İlçede TÜM-DER’i kurduk, TMMOB’ye bağlı Maden Mühendisleri Odası’nın şubesini oluşturduk, İGD Şubesi, POLİTİKA GAZETESİ temsilciliği, DİSK’e bağlı DEV-MADEN-SEN şubesi kuruldu. Kitabevi olarak TEMEL Dağıtım şubesi açıldı. DİSK yöneticileri toplantılar düzenlemek için ilçemize gelmeye başladılar.

Bu gelişmeler yaşanırken 12 Eylül 1980 faşist askeri darbesi oldu.Tüm örgütleri yasakladılar, dağıttılar, kadroları tutukladılar. Aileleri dağıttılar. Hem işçi ve köylü ama Kürt olduğumuz için çifte baskı ve teröre maruz kaldık.
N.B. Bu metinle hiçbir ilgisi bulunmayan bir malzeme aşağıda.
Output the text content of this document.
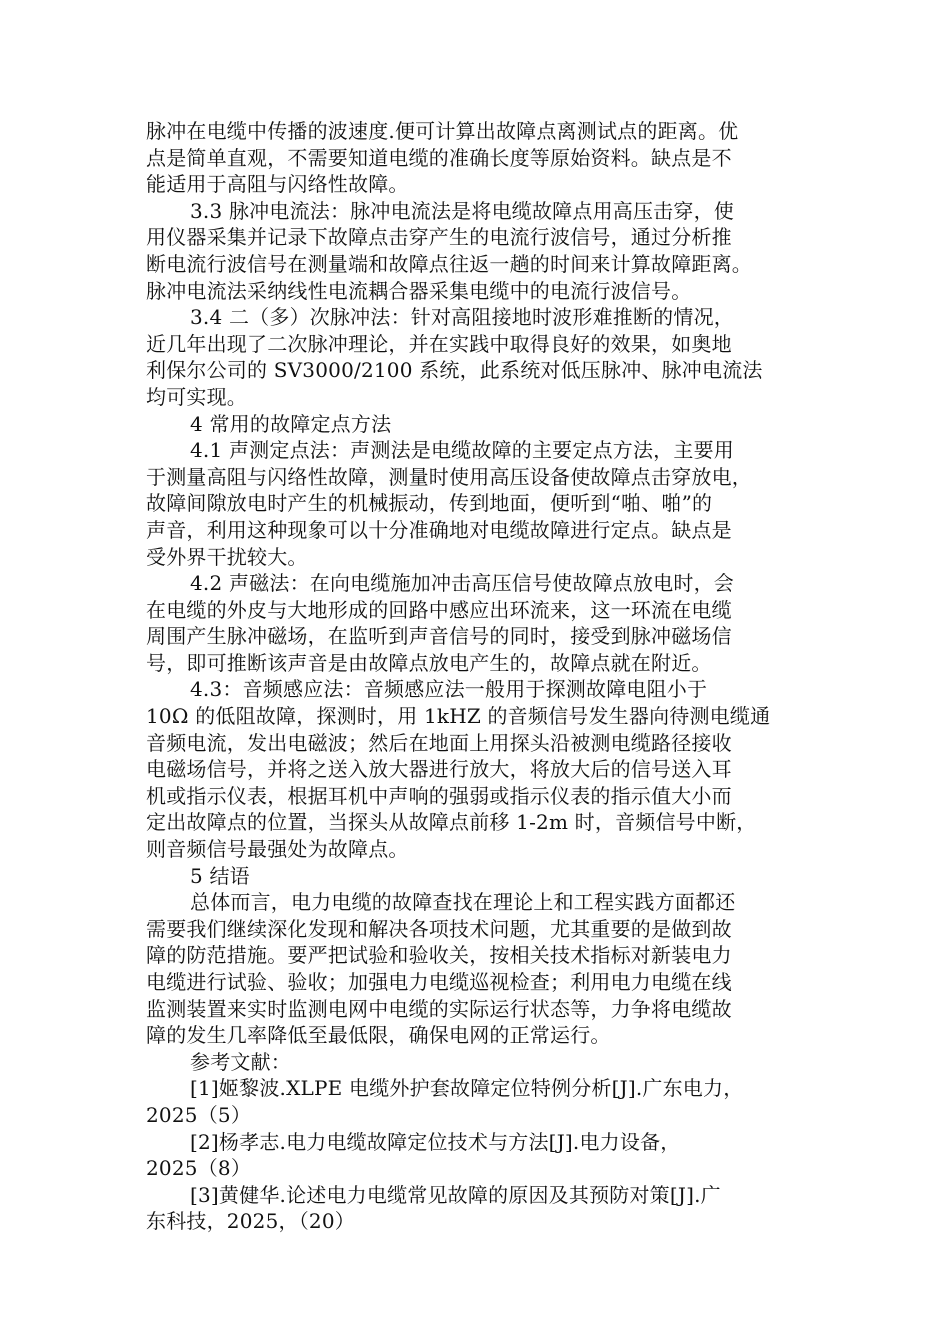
脉冲在电缆中传播的波速度.便可计算出故障点离测试点的距离。优
点是简单直观，不需要知道电缆的准确长度等原始资料。缺点是不
能适用于高阻与闪络性故障。
3.3 脉冲电流法：脉冲电流法是将电缆故障点用高压击穿，使
用仪器采集并记录下故障点击穿产生的电流行波信号，通过分析推
断电流行波信号在测量端和故障点往返一趟的时间来计算故障距离。
脉冲电流法采纳线性电流耦合器采集电缆中的电流行波信号。
3.4 二（多）次脉冲法：针对高阻接地时波形难推断的情况，
近几年出现了二次脉冲理论，并在实践中取得良好的效果，如奥地
利保尔公司的 SV3000/2100 系统，此系统对低压脉冲、脉冲电流法
均可实现。
4 常用的故障定点方法
4.1 声测定点法：声测法是电缆故障的主要定点方法，主要用
于测量高阻与闪络性故障，测量时使用高压设备使故障点击穿放电，
故障间隙放电时产生的机械振动，传到地面，便听到“啪、啪”的
声音，利用这种现象可以十分准确地对电缆故障进行定点。缺点是
受外界干扰较大。
4.2 声磁法：在向电缆施加冲击高压信号使故障点放电时，会
在电缆的外皮与大地形成的回路中感应出环流来，这一环流在电缆
周围产生脉冲磁场，在监听到声音信号的同时，接受到脉冲磁场信
号，即可推断该声音是由故障点放电产生的，故障点就在附近。
4.3：音频感应法：音频感应法一般用于探测故障电阻小于
10Ω 的低阻故障，探测时，用 1kHZ 的音频信号发生器向待测电缆通
音频电流，发出电磁波；然后在地面上用探头沿被测电缆路径接收
电磁场信号，并将之送入放大器进行放大，将放大后的信号送入耳
机或指示仪表，根据耳机中声响的强弱或指示仪表的指示值大小而
定出故障点的位置，当探头从故障点前移 1-2m 时，音频信号中断，
则音频信号最强处为故障点。
5 结语
总体而言，电力电缆的故障查找在理论上和工程实践方面都还
需要我们继续深化发现和解决各项技术问题，尤其重要的是做到故
障的防范措施。要严把试验和验收关，按相关技术指标对新装电力
电缆进行试验、验收；加强电力电缆巡视检查；利用电力电缆在线
监测装置来实时监测电网中电缆的实际运行状态等，力争将电缆故
障的发生几率降低至最低限，确保电网的正常运行。
参考文献：
[1]姬黎波.XLPE 电缆外护套故障定位特例分析[J].广东电力，
2025（5）
[2]杨孝志.电力电缆故障定位技术与方法[J].电力设备，
2025（8）
[3]黄健华.论述电力电缆常见故障的原因及其预防对策[J].广
东科技，2025，（20）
Bir süre sonra ETİ BANK Fosfat işletmesini kapattılar ve sonra ETİ Bakır İşletmesi Mehmet Cengiz’e peşkeş çekilmiş bir işletme olarak geri geldi. Ancak o süre içinde tüm kazanımları yok ettiler. Yeni işletme emekli albaylar ve özel harekatçılar ile işe başladılar. Özel güvenlik örgütleri kurdular. Her iş başvurusu yapanın sicili sonuna kadar sorgulandı ve elendi. HÜDA-PAR ve MHP’liler ilçeye taşınarak öncelikle onlar işe alındılar. Dış illerden yeni işçiler taşıdılar. AKP dönemi başlayınca, AKP’liler işe yerleştirilmeye başlandı. Bölge halkında ulusal bilinç ve sınıf bilinci sahibi tüm işçiler işten atıldı veya işletme içi terör ve baskı koşullarında çalıştırıldılar.

ETİ Bakır’ın gelmesiyle ekolojik denge bozuldu. Buğday, mercimek, nohut, üzüm artık yetişmiyor, süt, yoğurt, peynir tamamen yok oldu, doğan çocuklar sakat doğuyor,

Güneydoğu’nun tahıl ambarı olan Kızıltepe, Çınar, Derik’te buğdaylar bitti, ot yetişmiyor, kuşlar dahi ölüyor. Bütün bunlar siyanürle altın çıkarılmasından sonra başladı, siyanür havuzları oluştuktan sonra her şey biti.

Yerel basın susturuldu, yada gözleri görmez oldular. Cengiz Holding her tarafa baskı uygulamaya başladı, köylülerin mallarına yeni kadastro formülüyle el koydu ve hala da koymaya devam ediyor.

Köylüler siyanür yüzünden köylerini boşaltıp metropollere göç ediyorlar. Sesini çıkaran, haklarını savunanlar jandarma baskısına maruz kalıyor, kıdemsiz, tazminatsız işten atılıyor.

Cengiz Holding kadroları iş başında herkesi ispiyon ediyor ve jurnalliyorlar. Tüm işçiler, tecrit altında, sosyal site sakinleri baskı altında yaşıyorlar. İşletme ve sosyal site halklar hapishanesi gibi ve ilçeyle ilişkileri bilinçli olarak yok edilmiş durumda.

Herkese tekrar çağrımızdır. Mazıdağı halkına, işçilere, köylülere, emekçilere sahip çıkın, yeter deyiniz.